-¡Bah! ¡Con una descarga los haremos huir a todos! -repuso el francés, despreocupado como de costumbre.
-¡No tire, señor Huber! -Khamis arrancó casi el rifle de las manos de Max-.
¡No debemos provocarlos! ¡Correríamos un terrible peligro si estas bestias llegan a enfurecerse!
-¡Pero comienzan a arrojarnos trozos de ramas! -exclamó John in-quieto.
-No contestemos hasta que sea imprescindible -replicó el guía con acento terminante.
La agresión no tardó en formalizarse. De la costa partían piedras, trozos de ramas, frutos silvestres dotados de fuerzas colosales.
Khamis trató de mantener la balsa a igual distancia de ambas orillas, para que los tiros fueran menos fuertes y certeros. Por lo demás el número de los enemigos aumentaba incesantemente; parecía que, como dijera un rato antes Max Huber, toda la población simiesca del África hubiera resuelto atacarlos.

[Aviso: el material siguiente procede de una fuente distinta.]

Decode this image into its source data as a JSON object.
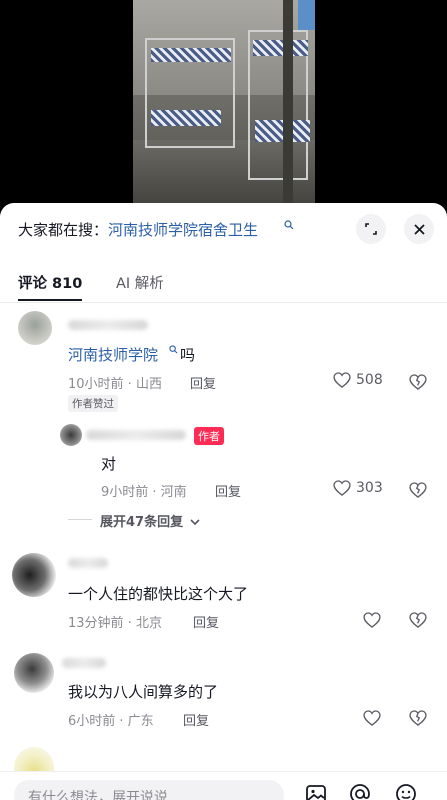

Por fin el francés, que era el de genio más vivo, no pudo contenerse más. Llevándose el fusil al hombro, apuntó brevemente y disparó, diciendo:
-¡Esto ya es demasiado! -un gorila, que acababa de asomar la cabeza entre el follaje de la costa, se tambaleó, desplomándose con una bala entre los ojos.
Pero la agresión en lugar de cesar, aumentó con este hecho. Parecía que aquellos cuadrumanos hubieran estado dotados de raciocinio superior a sus congéneres, y advirtieran la desdichada situación en que se hallaban los viajeros.
-¡No tiremos más! -exclamó John Cort-. Es peor. Total, por ahora lo más que puede ocurrir es que salgamos de este lance con alguna contusión sin importancia…
-Gracias por lo que me toca -repuso Max, que acababa de recibir una pedrada en la pierna izquierda.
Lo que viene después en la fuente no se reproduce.